The Rt. Hon. Francis Maude, MP

Shadow Foreign Secretary

On: Current Foreign Policy Issues

30th October 2000 

Introduction

“It is a notable achievement that this Group is approaching its fiftieth anniversary. Within that time similar organisations have appeared and disappeared, so it has been a pleasure this evening to see, in such a large attendance, the outward signs of inner vigour and health. Long may you continue to provide a broad forum for the discussion of the issues which affect us all. 

1. Shape of the world – goodbye blocs, hello networks 

During the last ten of those fifty years, the shape of the world has changed dramatically.States have disappeared, the Berlin Wall, which was put up overnight, was demolished just as suddenly.

It was as if it could no longer withstand the pressure of the forces it had tried to dam, the great ideas, of freedom, enterprise, the defeat of socialism.

These same potent forces also unleashed a swirling tide of discovery, market-driven innovation and enterprise which has given us today’s astounding globalisation.

To some that tide seems threatening.

In truth it has already revealed itself as the most potent force for progress.

The biggest issue in foreign policy is getting to grips with this change. What is clear is that the world of the Cold War, the world dominated by blocs (and superpowers) has ended, and a new, much more complicated web of networks has taken its place.

My case tonight is that in this world the nation state is more, not less, important than before: this is a world in which this unique nation state, this United Kingdom, if we understand our strengths and develop them, can be an extraordinarily powerful force for good. And it is a world in many ways designed for a country like our own, as our global outlook and networks come into their own.Just look at Britain’s international assets: 

The EU, 

  • The transatlantic relationship
  • The Commonwealth.
  • NATO.
  • The G8.
  • The fourth largest economy and the second biggest international investor.
  • Superb armed forces and a highly professional Diplomatic Service giving Britain real global reach.

 In this new world, in which physical geography matters less and less, we should not think of Britain as being on the periphery of anything -not on the edge of some core Europe, not the fifty-first state of the USA, and not just an offshore island.

On the contrary the network world places us -as never before -at the heart of the global system. We can be at the centre of everything.

The rigid stability of the world of blocs has given way to greater instability, yes, but also greater opportunities.
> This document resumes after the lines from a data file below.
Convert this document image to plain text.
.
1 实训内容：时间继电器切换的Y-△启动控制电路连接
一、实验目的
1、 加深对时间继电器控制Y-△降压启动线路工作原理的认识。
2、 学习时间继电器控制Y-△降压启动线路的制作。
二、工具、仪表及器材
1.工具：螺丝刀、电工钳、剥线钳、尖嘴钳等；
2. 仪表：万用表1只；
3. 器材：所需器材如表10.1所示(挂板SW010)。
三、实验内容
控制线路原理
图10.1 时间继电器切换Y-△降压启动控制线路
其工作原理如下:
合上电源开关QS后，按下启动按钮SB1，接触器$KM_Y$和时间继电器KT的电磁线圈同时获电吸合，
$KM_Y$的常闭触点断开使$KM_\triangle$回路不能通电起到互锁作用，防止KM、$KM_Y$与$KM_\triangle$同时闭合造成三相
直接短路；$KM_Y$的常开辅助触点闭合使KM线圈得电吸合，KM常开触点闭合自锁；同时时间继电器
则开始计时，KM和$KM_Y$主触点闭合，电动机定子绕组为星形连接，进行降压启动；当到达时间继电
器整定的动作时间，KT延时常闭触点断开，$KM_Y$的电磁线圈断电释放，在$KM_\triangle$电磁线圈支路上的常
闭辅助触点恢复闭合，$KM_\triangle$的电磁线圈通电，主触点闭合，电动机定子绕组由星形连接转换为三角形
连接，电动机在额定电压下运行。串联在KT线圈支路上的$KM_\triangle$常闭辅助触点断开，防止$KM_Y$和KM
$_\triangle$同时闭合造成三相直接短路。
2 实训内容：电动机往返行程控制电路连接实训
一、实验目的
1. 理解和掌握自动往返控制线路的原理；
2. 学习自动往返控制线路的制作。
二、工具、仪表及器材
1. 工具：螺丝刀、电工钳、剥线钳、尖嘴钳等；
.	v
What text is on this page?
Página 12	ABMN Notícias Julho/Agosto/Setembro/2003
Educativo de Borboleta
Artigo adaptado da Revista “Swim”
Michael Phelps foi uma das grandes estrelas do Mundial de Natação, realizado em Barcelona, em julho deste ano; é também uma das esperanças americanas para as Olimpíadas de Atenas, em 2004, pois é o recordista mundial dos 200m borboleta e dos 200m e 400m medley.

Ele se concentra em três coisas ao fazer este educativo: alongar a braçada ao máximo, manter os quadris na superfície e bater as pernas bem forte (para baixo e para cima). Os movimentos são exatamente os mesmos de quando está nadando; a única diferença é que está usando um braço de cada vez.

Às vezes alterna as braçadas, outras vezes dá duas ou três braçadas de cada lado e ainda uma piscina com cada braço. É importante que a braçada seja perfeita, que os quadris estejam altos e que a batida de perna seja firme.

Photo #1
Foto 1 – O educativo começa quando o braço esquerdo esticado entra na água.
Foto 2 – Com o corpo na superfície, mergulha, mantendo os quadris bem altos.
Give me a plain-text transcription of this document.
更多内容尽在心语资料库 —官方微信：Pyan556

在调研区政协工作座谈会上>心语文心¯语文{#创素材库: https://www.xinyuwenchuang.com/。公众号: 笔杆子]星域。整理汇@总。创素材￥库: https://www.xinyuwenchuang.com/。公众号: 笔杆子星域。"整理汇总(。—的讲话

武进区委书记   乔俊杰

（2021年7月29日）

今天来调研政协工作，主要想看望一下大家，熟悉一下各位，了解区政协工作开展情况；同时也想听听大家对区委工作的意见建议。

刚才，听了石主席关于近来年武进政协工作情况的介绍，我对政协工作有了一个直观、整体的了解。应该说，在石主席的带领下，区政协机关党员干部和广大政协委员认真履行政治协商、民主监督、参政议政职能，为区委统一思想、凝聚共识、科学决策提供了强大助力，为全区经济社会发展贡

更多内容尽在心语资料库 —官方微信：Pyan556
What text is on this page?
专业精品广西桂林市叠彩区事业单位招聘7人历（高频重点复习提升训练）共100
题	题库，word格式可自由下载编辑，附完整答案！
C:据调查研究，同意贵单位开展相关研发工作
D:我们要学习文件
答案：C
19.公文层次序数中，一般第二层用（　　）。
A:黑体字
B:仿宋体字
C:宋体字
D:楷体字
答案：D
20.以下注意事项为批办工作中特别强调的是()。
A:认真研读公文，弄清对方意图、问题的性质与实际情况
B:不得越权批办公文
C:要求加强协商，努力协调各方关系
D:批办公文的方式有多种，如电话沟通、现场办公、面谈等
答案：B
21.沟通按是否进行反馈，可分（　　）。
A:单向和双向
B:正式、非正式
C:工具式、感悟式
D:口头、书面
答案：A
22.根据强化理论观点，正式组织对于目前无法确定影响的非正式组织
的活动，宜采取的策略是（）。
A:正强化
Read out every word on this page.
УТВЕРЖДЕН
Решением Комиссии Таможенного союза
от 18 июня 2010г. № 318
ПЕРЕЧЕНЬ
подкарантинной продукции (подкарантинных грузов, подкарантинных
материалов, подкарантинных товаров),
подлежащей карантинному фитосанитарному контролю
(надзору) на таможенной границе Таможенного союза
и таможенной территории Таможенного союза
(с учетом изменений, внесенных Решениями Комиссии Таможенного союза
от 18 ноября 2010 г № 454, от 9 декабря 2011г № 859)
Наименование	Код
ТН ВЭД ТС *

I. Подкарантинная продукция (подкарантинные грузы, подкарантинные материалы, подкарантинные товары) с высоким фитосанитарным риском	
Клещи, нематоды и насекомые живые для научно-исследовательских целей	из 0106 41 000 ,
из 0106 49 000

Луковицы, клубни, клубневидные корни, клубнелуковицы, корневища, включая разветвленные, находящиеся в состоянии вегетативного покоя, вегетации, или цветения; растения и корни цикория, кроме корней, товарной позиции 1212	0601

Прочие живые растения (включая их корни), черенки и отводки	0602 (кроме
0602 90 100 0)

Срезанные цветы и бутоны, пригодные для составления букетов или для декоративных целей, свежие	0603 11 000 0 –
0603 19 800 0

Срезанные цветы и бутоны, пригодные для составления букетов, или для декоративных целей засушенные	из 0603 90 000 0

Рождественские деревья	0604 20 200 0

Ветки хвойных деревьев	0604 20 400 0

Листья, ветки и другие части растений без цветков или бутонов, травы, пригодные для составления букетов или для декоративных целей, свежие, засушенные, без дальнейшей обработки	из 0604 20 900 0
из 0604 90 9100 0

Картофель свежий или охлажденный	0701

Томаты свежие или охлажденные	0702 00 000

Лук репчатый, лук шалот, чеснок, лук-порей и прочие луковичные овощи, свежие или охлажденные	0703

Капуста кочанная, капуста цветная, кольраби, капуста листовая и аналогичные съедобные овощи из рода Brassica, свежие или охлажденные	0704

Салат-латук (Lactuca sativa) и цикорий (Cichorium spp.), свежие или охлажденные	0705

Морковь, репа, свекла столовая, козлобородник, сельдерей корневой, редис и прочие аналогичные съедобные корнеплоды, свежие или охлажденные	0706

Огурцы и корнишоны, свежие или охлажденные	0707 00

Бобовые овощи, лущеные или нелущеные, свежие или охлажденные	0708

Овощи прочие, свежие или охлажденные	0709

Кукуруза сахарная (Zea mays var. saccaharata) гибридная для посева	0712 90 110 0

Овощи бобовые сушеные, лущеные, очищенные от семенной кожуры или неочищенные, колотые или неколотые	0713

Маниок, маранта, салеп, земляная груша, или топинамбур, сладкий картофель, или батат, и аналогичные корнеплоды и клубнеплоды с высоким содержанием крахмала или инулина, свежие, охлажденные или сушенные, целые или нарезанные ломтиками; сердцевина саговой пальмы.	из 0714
Through technology and detente, networks between nations and individuals have flourished- forming and dissolving daily.

It has been a good decade for the customer. Helped by the EU and the WTO, international trade has grown significantly, and intense competition has provided customers with greater choice.

And not surprisingly, consumers have got more choosy. As in commerce, so in politics.

Political attitudes are changing. Growing international trade has provided people with greater choice. Voters will increasingly demand greater political choices. Voters, like those in Denmark, are increasingly unwilling to accept that one size fits all model of European Union.

National politicians find electorates much less easily satisfied, and the EU’s working assumption to date, that one size must fit all must have to change. It is every bit as out of date as Henry Ford’s saying that ‘you can have any colour you like so long as it’s black’.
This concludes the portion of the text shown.